The Support Our Troops drive has worked this week to procure donations of money and goods, which will be used to assemble care packages for U.S. troops through the Adopt a Platoon program.
The effort, coordinated by the Harvard College Democrats, the Harvard Republican Club (HRC), and the Harvard Reserve Officers’ Training Corps (ROTC) program, was designed to raise awareness of the sacrifice of American soldiers and their continued presence abroad. The drive ends today.
“We do acknowledge that there are people that are fighting—men and women just like us—and we thought it would be nice if we could have a joint initiative and show that we care about them,” said Elisha W. Rivera ’10, a member of the Dems’ political committee.
Rather than focusing on the intense debate that has come to surround the war, the project’s organizers wanted to focus their efforts on the troops.
“We didn’t think the troops were getting the attention in the war,” said HRC member Colin J. Motley ’10. “Sometimes they are forgotten, and we wanted to show our support for them.”
Volunteers from each of the student groups collected the donations in various campus dining halls. Karl J. Kmiecik ’10, the advocacy chair of the Harvard ROTC program, said the group did not “want to do anything overtly political” with the drive.

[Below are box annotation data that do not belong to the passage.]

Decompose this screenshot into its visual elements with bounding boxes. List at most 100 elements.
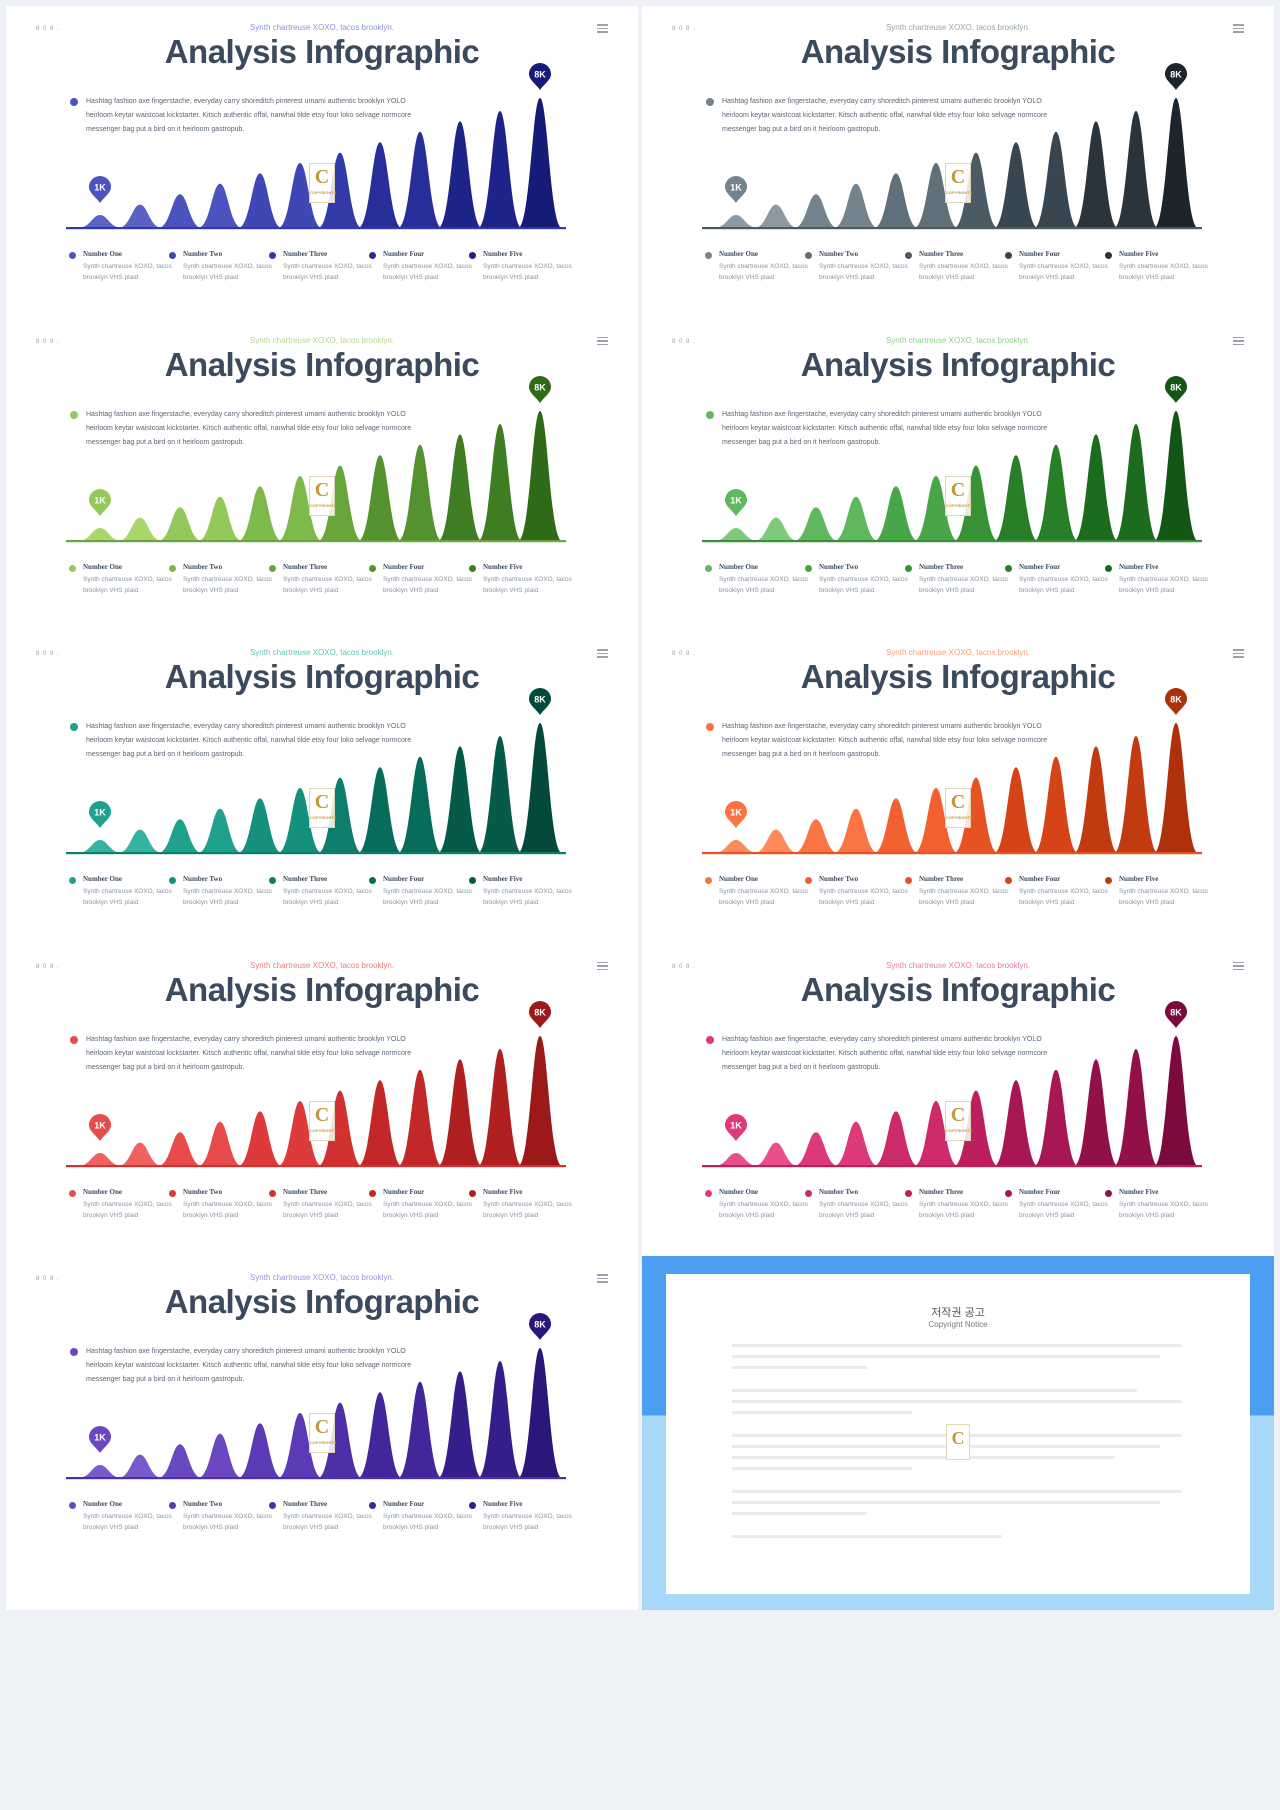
peak-7 <box>318 152 362 228</box>
peak-9 <box>398 1381 442 1478</box>
legend-dot <box>705 1189 712 1197</box>
peak-6 <box>914 475 958 541</box>
peak-5 <box>874 798 918 853</box>
legend-dot <box>805 1189 812 1197</box>
legend-name: Number Four <box>383 1187 425 1196</box>
pin-8k: 8K <box>1165 375 1187 403</box>
legend-desc: Synth chartreuse XOXO, tacos brooklyn VH… <box>1019 263 1108 281</box>
page-number: 8 0 8 . <box>36 963 60 970</box>
peak-11 <box>478 1048 522 1166</box>
legend-dot <box>169 252 176 259</box>
menu-icon[interactable] <box>597 1274 608 1285</box>
copyright-logo: C COPYRIGHTS <box>945 475 972 516</box>
legend-desc: Synth chartreuse XOXO, tacos brooklyn VH… <box>383 263 472 281</box>
pin-1k-label: 1K <box>94 495 106 505</box>
peak-3 <box>794 506 838 541</box>
peak-5 <box>874 173 918 228</box>
legend-name: Number One <box>83 250 122 258</box>
peak-chart: 1K 8K <box>702 63 1202 230</box>
peak-4 <box>198 496 242 541</box>
peak-12 <box>518 1035 562 1166</box>
peak-8 <box>994 142 1038 228</box>
legend-desc: Synth chartreuse XOXO, tacos brooklyn VH… <box>83 575 172 594</box>
pin-1k-label: 1K <box>730 183 742 193</box>
description-text: Hashtag fashion axe fingerstache, everyd… <box>722 1035 1048 1071</box>
menu-icon[interactable] <box>597 336 608 348</box>
legend-desc: Synth chartreuse XOXO, tacos brooklyn VH… <box>383 888 472 906</box>
menu-icon[interactable] <box>1233 336 1244 348</box>
pin-1k: 1K <box>725 800 747 828</box>
legend-desc: Synth chartreuse XOXO, tacos brooklyn VH… <box>1019 1200 1108 1219</box>
chart-baseline <box>702 227 1202 230</box>
peak-2 <box>754 517 798 541</box>
pin-1k-label: 1K <box>94 183 106 193</box>
legend: Number One Synth chartreuse XOXO, tacos b… <box>69 250 589 290</box>
slide-title: Analysis Infographic <box>164 970 480 1008</box>
slide-title: Analysis Infographic <box>800 33 1116 70</box>
legend-name: Number One <box>719 1187 758 1196</box>
peak-4 <box>198 183 242 228</box>
legend-desc: Synth chartreuse XOXO, tacos brooklyn VH… <box>1019 888 1108 906</box>
menu-icon[interactable] <box>597 24 608 35</box>
slide-subtitle: Synth chartreuse XOXO, tacos brooklyn. <box>249 1273 395 1282</box>
legend-desc: Synth chartreuse XOXO, tacos brooklyn VH… <box>1119 1200 1208 1219</box>
page-number: 8 0 8 . <box>672 651 696 657</box>
peak-6 <box>278 1413 322 1478</box>
legend-dot <box>805 877 812 884</box>
legend-dot <box>1005 1189 1012 1197</box>
legend-desc: Synth chartreuse XOXO, tacos brooklyn VH… <box>719 575 808 594</box>
legend-name: Number Five <box>1119 1187 1159 1196</box>
peak-6 <box>278 788 322 853</box>
menu-icon[interactable] <box>1233 961 1244 973</box>
peak-10 <box>438 121 482 228</box>
legend-dot <box>169 877 176 884</box>
slide-title: Analysis Infographic <box>800 970 1116 1008</box>
slide-9: 8 0 8 . Synth chartreuse XOXO, tacos broo… <box>6 1256 638 1610</box>
bullet-dot <box>706 1035 714 1044</box>
peak-7 <box>318 777 362 853</box>
slide-subtitle: Synth chartreuse XOXO, tacos brooklyn. <box>885 335 1031 345</box>
legend-dot <box>705 252 712 259</box>
pin-1k: 1K <box>725 1113 747 1141</box>
legend-dot <box>1105 252 1112 259</box>
peak-10 <box>1074 746 1118 853</box>
peak-chart: 1K 8K <box>66 63 566 230</box>
legend-name: Number Five <box>1119 250 1159 258</box>
peak-4 <box>198 1433 242 1478</box>
peak-7 <box>318 1402 362 1478</box>
bullet-dot <box>70 723 78 731</box>
legend-dot <box>69 1502 76 1509</box>
menu-icon[interactable] <box>1233 24 1244 35</box>
legend-name: Number Two <box>819 875 859 883</box>
legend-desc: Synth chartreuse XOXO, tacos brooklyn VH… <box>183 263 272 281</box>
legend-desc: Synth chartreuse XOXO, tacos brooklyn VH… <box>83 888 172 906</box>
slide-5: 8 0 8 . Synth chartreuse XOXO, tacos broo… <box>6 631 638 985</box>
slide-subtitle: Synth chartreuse XOXO, tacos brooklyn. <box>249 960 395 970</box>
menu-icon[interactable] <box>597 961 608 973</box>
pin-8k: 8K <box>529 1313 551 1340</box>
legend-name: Number Two <box>183 875 223 883</box>
slide-title: Analysis Infographic <box>800 658 1116 695</box>
legend-name: Number Three <box>919 1187 964 1196</box>
peak-12 <box>1154 1035 1198 1166</box>
legend-dot <box>269 1189 276 1197</box>
pin-8k-label: 8K <box>1170 695 1182 705</box>
legend-dot <box>369 1189 376 1197</box>
notice-card: 저작권 공고 Copyright Notice C <box>666 1274 1250 1594</box>
peak-5 <box>874 485 918 541</box>
pin-8k-label: 8K <box>1170 382 1182 392</box>
peak-10 <box>438 433 482 541</box>
peak-8 <box>358 142 402 228</box>
legend-dot <box>69 252 76 259</box>
menu-icon[interactable] <box>1233 649 1244 660</box>
peak-chart: 1K 8K <box>66 375 566 542</box>
slide-title: Analysis Infographic <box>164 658 480 695</box>
peak-3 <box>158 194 202 228</box>
legend-desc: Synth chartreuse XOXO, tacos brooklyn VH… <box>483 888 572 906</box>
chart-baseline <box>66 1164 566 1167</box>
bullet-dot <box>70 1348 78 1356</box>
legend-dot <box>269 252 276 259</box>
notice-title: 저작권 공고 <box>931 1307 985 1319</box>
menu-icon[interactable] <box>597 649 608 660</box>
legend-desc: Synth chartreuse XOXO, tacos brooklyn VH… <box>819 888 908 906</box>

“No matter what your opinion is on the war, we have troops over there and they deserve our support,” he said. “The thing with the care packages is that they do wonders for morale...They show that we support them no matter what we believe about the way the war is handled.”
Although Rivera said that the Dems “don’t really believe in the cause of the war,” she stressed that “it would be nice to transcend political boundaries for once, but not provide an endorsement by any means of the war. We just care about the people fighting.”
On the eve of the final day of the drive, Motley estimated that the program had raised “a couple hundred dollars” in monetary donations. The drive also received some in-kind donations, which Motley said he expects to pick up as the program concludes.
“I have to say I’m kind of disappointed with what we have yielded,” Rivera said. “I think we went into this thinking it was going to be entirely fruitful, and I would walk home with a heaping box of donations. But people don’t remember to bring things to the dining hall.”
Kmiecik speculated that the limited campus participation was due to the busy time of year, when “volunteer-wise everyone is stretched thin.”
But he said the drive’s message has broad appeal.
“You’ll find very few people that will say ‘I don’t support the troops,’” he said. “They won’t support specific agendas and decisions but there are few that don’t support troops.”